ECLI:NL:CRVB:2017:3163

Centrale Raad van Beroep

Datum uitspraak
12 september 2017
Publicatiedatum
14 september 2017
Zaaknummer
16/6240 PW
Instantie
Centrale Raad van Beroep
Type
Uitspraak
Rechtsgebied
Bestuursrecht; Socialezekerheidsrecht
Procedures
  • Hoger beroep
Vindplaatsen
  • Rechtspraak.nl
AI samenvatting door LexboostAutomatisch gegenereerd

Ingangsdatum AIO-aanvulling en bijzondere omstandigheden bij intrekking

In deze zaak gaat het om de ingangsdatum van de AIO-aanvulling voor appellant, die naast zijn ouderdomspensioen een aanvullende inkomensvoorziening ontving.
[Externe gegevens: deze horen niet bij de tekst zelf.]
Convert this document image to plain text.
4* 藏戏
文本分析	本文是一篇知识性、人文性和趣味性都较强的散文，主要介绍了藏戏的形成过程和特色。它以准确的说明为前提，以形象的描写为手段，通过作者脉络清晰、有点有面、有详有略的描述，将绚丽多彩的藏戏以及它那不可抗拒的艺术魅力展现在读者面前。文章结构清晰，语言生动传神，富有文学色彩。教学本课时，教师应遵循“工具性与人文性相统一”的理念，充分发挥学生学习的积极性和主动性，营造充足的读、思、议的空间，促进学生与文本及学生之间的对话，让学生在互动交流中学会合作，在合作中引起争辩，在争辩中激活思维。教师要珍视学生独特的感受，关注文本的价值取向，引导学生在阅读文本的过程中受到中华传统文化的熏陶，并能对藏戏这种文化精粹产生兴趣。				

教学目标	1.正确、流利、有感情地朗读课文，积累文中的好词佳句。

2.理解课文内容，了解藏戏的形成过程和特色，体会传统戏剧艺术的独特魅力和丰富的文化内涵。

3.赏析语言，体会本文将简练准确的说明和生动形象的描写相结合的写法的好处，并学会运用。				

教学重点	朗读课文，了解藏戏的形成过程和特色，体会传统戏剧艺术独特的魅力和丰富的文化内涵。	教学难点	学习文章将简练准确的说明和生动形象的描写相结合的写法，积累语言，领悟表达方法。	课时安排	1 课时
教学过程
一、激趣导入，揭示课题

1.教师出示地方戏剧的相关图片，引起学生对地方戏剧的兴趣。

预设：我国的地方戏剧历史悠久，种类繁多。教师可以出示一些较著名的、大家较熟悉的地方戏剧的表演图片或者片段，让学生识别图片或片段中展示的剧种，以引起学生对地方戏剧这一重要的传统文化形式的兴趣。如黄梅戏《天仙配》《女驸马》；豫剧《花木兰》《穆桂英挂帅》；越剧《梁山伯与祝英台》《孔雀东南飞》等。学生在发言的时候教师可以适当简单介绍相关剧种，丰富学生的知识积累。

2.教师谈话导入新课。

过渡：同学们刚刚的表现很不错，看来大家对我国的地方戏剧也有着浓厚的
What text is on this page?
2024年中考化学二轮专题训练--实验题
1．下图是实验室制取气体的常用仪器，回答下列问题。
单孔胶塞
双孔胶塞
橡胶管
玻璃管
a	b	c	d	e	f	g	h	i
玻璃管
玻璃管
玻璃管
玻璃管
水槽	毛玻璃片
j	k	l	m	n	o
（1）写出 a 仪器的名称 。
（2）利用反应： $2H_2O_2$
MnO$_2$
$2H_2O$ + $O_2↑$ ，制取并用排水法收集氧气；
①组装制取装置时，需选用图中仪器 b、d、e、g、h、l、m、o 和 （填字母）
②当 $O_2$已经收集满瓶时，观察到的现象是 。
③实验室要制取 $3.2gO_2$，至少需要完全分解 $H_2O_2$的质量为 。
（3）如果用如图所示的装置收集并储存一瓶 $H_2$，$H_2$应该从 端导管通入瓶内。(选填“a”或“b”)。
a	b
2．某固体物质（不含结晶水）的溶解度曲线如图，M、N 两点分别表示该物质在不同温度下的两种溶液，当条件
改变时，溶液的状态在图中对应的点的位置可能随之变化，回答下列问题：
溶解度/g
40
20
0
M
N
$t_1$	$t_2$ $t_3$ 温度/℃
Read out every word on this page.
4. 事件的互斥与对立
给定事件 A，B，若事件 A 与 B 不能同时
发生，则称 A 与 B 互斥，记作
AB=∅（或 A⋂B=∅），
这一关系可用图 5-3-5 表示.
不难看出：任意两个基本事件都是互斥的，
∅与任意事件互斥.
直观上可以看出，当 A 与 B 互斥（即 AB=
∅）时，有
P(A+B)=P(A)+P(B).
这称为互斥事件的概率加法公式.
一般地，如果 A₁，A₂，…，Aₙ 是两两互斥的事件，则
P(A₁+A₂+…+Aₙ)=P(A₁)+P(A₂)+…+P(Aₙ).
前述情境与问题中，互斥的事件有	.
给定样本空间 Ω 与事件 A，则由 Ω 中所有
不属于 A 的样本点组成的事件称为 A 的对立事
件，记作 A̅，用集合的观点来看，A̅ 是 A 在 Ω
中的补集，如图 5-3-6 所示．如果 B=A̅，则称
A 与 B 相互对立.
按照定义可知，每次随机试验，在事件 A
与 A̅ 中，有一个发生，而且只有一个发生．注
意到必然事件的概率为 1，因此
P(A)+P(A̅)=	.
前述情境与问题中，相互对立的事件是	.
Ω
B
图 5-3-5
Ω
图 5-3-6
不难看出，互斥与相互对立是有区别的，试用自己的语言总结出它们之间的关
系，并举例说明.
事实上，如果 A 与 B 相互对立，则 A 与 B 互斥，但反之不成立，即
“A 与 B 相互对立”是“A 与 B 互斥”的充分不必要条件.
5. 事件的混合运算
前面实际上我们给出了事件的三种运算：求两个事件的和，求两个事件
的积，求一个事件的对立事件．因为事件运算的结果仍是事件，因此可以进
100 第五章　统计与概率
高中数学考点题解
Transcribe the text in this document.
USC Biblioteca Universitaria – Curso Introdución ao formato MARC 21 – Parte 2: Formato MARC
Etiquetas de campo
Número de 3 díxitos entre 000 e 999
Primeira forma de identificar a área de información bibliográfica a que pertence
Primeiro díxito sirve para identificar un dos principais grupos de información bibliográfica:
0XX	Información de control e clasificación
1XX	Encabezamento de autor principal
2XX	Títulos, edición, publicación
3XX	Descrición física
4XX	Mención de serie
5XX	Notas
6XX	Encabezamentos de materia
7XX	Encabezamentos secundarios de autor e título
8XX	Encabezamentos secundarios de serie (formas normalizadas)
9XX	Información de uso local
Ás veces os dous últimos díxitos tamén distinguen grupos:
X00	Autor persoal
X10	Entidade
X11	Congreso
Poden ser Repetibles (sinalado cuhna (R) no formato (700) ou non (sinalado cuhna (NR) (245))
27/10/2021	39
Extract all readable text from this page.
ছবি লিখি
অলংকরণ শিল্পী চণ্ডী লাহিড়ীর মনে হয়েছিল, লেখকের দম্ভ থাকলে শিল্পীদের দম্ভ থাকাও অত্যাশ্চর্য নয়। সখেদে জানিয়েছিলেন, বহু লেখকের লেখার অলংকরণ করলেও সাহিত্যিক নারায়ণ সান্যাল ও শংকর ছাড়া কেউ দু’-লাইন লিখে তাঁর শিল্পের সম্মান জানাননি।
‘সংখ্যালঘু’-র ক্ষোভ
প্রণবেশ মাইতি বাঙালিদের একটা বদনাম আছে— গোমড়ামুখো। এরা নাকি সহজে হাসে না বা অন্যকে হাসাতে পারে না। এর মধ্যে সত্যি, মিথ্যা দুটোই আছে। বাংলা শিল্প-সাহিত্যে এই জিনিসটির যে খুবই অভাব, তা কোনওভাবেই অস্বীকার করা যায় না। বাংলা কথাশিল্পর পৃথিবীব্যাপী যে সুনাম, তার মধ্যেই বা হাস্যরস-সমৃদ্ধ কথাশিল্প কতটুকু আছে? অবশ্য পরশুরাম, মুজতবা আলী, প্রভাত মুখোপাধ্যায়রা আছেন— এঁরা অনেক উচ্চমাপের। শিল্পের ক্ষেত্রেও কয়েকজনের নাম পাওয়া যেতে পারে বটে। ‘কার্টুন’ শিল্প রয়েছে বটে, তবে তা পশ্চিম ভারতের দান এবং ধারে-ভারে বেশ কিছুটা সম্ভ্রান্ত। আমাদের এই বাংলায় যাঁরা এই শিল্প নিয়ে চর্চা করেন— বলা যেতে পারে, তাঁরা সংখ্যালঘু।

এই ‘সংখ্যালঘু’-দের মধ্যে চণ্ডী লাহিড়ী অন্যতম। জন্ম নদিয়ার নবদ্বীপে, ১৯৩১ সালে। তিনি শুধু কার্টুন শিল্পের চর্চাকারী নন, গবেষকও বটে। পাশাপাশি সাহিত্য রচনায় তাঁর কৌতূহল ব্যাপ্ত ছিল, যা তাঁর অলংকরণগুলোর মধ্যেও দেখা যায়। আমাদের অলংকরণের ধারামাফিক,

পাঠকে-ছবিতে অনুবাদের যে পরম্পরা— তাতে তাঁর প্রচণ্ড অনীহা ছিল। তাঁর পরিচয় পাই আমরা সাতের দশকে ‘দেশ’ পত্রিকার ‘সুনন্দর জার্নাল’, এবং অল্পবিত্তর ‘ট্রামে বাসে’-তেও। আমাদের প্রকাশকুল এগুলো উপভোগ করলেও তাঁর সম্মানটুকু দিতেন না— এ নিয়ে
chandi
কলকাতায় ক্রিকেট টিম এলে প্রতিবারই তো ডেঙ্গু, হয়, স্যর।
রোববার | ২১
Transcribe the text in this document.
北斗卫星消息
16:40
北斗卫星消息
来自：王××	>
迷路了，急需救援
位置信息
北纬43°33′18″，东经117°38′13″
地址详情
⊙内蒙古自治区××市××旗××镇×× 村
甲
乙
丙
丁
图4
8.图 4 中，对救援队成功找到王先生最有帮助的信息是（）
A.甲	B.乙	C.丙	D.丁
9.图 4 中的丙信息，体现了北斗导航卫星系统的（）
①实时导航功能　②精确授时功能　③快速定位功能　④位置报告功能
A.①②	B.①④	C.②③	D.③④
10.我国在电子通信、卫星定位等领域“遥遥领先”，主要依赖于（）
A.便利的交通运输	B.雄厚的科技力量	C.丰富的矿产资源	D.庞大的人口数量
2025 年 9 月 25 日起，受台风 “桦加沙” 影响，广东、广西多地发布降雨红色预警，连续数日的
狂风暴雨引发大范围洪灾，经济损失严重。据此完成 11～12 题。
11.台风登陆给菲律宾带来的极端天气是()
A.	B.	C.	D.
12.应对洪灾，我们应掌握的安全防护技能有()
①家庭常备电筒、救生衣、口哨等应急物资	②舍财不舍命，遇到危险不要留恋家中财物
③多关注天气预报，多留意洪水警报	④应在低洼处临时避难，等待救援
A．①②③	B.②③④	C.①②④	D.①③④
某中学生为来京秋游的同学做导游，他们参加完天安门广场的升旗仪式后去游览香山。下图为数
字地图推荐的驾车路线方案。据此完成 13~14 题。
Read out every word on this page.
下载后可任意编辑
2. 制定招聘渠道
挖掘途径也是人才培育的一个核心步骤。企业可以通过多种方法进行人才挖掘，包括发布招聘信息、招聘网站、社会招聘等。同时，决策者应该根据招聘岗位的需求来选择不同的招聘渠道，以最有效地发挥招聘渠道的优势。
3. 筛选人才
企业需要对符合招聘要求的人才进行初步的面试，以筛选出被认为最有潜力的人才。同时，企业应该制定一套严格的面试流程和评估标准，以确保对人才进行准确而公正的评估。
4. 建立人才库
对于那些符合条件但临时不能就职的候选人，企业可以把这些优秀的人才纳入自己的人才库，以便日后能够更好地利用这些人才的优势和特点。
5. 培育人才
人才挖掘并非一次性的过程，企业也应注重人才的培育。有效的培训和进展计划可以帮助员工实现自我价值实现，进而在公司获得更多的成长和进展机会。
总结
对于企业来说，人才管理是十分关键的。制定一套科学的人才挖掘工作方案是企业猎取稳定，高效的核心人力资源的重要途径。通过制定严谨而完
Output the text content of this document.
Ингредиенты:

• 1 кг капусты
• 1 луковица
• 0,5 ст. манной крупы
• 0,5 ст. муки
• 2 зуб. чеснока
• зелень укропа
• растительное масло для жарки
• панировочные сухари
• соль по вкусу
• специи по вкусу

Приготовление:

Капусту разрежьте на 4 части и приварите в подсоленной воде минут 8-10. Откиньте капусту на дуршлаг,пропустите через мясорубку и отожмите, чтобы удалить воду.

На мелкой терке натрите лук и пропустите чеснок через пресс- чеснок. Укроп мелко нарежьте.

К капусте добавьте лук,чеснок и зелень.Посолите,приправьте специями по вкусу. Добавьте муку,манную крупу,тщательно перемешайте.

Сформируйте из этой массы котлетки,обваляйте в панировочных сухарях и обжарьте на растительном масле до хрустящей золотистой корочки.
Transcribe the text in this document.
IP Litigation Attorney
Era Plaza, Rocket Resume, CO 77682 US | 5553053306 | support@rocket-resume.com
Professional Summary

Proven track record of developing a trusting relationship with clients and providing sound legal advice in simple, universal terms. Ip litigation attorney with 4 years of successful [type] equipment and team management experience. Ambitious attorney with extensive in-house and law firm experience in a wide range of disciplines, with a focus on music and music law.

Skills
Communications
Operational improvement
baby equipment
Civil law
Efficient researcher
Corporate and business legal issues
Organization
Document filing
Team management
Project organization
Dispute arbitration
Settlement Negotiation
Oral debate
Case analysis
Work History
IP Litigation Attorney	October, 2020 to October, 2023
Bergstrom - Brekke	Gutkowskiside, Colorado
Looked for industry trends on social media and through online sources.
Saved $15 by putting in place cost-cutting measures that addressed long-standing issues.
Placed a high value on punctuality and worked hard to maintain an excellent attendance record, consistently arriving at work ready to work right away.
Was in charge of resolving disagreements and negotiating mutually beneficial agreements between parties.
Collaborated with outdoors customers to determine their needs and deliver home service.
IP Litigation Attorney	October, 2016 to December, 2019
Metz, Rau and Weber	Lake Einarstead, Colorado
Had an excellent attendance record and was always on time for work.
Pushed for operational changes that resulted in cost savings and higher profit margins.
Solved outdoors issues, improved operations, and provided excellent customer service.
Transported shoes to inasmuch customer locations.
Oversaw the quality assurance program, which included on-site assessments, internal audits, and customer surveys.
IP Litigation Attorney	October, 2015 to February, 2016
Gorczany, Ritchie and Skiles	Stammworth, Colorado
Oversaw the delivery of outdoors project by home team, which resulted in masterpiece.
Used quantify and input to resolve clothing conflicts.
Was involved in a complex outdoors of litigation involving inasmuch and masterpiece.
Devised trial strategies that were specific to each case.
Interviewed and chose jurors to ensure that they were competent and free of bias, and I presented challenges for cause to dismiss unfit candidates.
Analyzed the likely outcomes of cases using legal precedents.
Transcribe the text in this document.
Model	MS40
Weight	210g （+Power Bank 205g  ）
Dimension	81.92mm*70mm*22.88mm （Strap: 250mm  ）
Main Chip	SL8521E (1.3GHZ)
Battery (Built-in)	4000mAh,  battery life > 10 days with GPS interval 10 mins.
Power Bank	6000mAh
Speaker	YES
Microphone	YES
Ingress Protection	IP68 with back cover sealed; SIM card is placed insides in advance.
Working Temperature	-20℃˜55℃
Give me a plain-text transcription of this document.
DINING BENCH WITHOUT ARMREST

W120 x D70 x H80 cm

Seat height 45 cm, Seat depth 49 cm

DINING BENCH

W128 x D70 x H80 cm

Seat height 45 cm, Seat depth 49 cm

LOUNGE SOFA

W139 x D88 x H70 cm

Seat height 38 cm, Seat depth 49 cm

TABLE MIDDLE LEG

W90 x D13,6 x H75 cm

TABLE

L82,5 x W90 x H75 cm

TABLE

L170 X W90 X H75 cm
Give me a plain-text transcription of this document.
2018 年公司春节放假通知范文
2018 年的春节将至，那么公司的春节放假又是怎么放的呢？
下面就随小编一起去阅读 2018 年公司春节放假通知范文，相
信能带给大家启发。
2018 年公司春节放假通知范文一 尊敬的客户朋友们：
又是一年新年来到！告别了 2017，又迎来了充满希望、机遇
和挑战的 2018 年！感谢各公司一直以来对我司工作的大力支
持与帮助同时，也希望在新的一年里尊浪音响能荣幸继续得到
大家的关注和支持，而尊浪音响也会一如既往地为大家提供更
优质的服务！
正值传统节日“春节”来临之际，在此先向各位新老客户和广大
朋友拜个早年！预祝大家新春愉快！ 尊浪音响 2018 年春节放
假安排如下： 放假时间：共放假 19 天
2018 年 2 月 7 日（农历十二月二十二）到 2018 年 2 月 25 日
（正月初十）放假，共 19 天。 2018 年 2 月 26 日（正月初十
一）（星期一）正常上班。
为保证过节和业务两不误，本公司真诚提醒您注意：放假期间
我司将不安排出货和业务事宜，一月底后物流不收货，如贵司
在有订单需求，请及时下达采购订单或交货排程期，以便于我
De Sociale verzekeringsbank (Svb) had het recht op AIO-aanvulling opgeschort omdat appellant niet tijdig de gevraagde gegevens had verstrekt. Na een nieuwe aanvraag werd de AIO-aanvulling met terugwerkende kracht toegekend, maar appellant maakte bezwaar tegen de ingangsdatum. De Svb verklaarde het bezwaar ongegrond, omdat appellant geen bijzondere omstandigheden had aangevoerd die een afwijking van de standaardregel rechtvaardigden.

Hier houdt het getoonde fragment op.